Vern said:
Billy T; I know we can't apply statistical analysis to a one-cycle wave shape and get a meaningful result; all I can do is agree to the facts you present that show that Fourier analysis can't describe one. I don't think that excludes the existence of a one-cycle photon....
(1)I never mentioned "statistical analysis."
(2) As one CAN apply Fourier analysis to almost any F(x) I never said Fourier analysis did not apply to your one cycle long photon, so do not "agree" with me in what I did not say.
One of my many points is that a photon of E12 cycles has almost exactly the same frequency content as one of E13 cycles. Thus there energy is essentially the same. Certainly they different in energy by much less than 0.000,1% yet one (the E13 cycle one) is making 10 times more vacuum saturation points BY YOUR MODEL. - Do you not find that, at least, strange?
Most of my points were experimental evidence that shows (by the existence of interference patterns) that photons have considerable length, sometimes more than a meter, so they experimentally are known to have very many cycles, but you seem to be finally acknowledging these FACTS in your latest reply, so now the main objection is the fact that one of two photons, with less than 0.000,1% difference in energy between them, is making 10 times more vacuum saturation points.
-------------------------------------------------
later by edit:
I realize that I have been exaggerating. - No photon every observed by man is E16 cycles long. E16 is a very big number. A hundred meter long photon of 5000 Angstroms light (approximately green) has wavelength of 5xE(-7) meters so a 100 meter long photon line has only 2E8 cycles.
The longest photons come from isolated atoms. (They can be moving steadily in your reference frame so the energy you measure may not correspond exactly the difference in the energy levels of the radiating atom because of Doppler effect.) Any collision would thus change their steady velocity and you could consider the width of the photon due to Doppler effect, but Doppler effect is normally considered to be a statistical effect of many different photons from different atoms with different speeds. Not necesarily due to collisions changing the speed of the radiating atom. (Collisions only made a "thermal distribution" of the atom velocities.)
In true "collisional broadening" you could (I think more accurately) think that the energy levels themselves are dynamically changing during the collision so EACH photon has a broader range of frequencies if its radiating atom is in a dense source. - Solids being the extreme case of “continuum radiators”. Thus very long photons always come from low pressure sources.

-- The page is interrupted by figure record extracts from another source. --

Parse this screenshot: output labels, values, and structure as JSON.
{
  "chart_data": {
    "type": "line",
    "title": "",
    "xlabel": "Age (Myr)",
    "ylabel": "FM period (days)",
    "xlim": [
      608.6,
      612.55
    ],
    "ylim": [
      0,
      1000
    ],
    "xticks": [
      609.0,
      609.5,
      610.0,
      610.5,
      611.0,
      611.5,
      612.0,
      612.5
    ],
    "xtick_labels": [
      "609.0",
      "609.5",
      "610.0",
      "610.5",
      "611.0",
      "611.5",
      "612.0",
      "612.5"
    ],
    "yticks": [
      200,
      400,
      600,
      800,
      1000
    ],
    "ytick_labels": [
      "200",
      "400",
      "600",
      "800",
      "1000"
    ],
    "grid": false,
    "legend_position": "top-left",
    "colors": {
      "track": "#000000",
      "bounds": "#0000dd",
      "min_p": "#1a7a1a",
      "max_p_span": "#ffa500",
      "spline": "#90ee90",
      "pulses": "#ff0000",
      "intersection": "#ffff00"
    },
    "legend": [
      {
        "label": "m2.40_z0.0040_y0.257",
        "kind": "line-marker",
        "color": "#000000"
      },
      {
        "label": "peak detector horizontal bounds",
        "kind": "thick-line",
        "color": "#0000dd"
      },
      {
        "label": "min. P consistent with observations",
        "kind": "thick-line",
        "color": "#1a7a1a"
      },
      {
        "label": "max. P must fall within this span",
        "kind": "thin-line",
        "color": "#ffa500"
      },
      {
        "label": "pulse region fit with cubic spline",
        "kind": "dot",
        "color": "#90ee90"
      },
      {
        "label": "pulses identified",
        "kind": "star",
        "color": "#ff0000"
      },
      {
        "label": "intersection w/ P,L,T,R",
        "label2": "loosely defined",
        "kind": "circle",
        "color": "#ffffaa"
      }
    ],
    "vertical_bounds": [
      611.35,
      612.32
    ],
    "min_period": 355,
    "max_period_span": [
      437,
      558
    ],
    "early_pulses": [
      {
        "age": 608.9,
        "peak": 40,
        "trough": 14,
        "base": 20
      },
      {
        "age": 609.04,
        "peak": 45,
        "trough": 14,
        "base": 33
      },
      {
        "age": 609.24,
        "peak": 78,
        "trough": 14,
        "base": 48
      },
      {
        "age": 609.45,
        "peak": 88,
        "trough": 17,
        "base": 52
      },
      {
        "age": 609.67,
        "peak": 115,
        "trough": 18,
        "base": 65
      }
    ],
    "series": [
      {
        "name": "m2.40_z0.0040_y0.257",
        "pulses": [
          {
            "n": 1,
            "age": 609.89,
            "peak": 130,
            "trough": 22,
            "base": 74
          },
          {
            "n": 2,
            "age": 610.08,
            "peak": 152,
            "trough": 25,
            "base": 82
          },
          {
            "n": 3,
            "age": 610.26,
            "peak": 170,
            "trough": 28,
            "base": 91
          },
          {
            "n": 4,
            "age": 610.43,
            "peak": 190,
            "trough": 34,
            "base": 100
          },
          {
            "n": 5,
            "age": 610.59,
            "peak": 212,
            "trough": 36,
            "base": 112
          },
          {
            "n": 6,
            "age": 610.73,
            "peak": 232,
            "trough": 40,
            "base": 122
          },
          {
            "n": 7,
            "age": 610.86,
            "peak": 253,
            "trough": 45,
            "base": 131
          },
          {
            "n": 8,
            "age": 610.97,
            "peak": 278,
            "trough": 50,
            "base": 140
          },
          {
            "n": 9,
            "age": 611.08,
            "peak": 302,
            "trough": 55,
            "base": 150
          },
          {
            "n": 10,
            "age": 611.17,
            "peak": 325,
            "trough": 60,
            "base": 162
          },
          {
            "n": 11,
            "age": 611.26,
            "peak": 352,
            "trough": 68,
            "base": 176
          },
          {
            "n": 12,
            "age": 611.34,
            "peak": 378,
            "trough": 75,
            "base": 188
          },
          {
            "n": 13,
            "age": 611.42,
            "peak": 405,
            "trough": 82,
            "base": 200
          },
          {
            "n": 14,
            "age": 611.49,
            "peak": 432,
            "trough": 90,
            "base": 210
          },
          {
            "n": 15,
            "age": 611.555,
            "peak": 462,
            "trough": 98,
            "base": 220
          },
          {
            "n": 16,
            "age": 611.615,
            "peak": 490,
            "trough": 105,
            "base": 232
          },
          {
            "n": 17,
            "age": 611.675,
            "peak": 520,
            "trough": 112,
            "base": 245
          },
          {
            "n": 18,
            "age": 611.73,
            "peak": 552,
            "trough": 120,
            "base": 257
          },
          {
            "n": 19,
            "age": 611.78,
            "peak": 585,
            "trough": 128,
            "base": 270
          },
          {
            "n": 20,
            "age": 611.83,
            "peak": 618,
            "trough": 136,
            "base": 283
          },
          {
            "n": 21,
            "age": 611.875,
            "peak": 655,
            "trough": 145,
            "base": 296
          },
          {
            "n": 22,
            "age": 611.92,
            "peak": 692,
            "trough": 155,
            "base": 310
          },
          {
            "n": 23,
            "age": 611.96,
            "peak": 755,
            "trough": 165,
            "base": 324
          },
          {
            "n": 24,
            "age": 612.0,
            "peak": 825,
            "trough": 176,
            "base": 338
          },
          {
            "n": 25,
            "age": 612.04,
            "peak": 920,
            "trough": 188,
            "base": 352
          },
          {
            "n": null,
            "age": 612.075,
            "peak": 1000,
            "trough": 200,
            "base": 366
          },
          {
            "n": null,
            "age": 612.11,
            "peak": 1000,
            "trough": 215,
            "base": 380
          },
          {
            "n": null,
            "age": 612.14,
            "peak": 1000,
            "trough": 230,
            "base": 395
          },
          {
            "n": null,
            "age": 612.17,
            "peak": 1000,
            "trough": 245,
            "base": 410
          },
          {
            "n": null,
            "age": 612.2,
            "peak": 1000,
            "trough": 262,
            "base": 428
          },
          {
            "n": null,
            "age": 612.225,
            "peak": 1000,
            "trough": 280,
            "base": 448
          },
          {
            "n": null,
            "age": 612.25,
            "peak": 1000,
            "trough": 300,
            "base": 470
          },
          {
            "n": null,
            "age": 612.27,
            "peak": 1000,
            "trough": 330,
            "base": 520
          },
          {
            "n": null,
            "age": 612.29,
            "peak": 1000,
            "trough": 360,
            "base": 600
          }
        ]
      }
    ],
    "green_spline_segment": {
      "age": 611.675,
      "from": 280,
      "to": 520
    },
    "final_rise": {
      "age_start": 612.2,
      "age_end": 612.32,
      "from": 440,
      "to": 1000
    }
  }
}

Another requirement for a very long photon is that the life time of the upper state must be very long. This is directly related to the uncertainty principle but in ways perhaps impossible for humans to comfortably relate to. Putting it crudely and incorrectly, if it takes a long time for the electron to transition to the lower state, then the ‘delta t” of the uncertainty principle is large and consequently the “delta E” or energy spread / uncertainty of the photon frequency can be small. (A “sharp” spectral line, can be measured, but the "uncertainity" is fundamental to the photon, to "reality," not only the measurement. IN PRINCIPLE, IT HAS A FREQUENCY SPREAD)
I like to look at it with a more classically and surely a more wrong POV. - Namely that long lived upper state slowly “pumps out” the photon’s EM structure for a long time and the head of the photon has been traveling away for the radiating atom for some time. - All nonsense I am sure, but it makes me feel better, as if I understood, and it is consistent with Fourier analysis POV in that many cycles are required for the frequency to be sharply defined.
I think the longest photon ever observed is that of the “green line” from high atmospheric glow, excited by (and part of ) electron induced aurora. It is a “forbidden line” of the oxygen atom. (The transition violates quantum mechanical selection rules, probably is possible only by perturbation of passing electron or something.) As it is “forbidden” it has a very long life time for the upper state. It can not be produced by man, still, I think. I do not know, but bet it is a few hundred meters long. Each photon of it might have E9 cycles.
Perhaps the least number of cycles in a “line” photon is a few hundred. Thus even if they differ much less than 1% in energy, two of these extreme line photons could differ in the amount of vacuum saturation they produce by a factor of a million!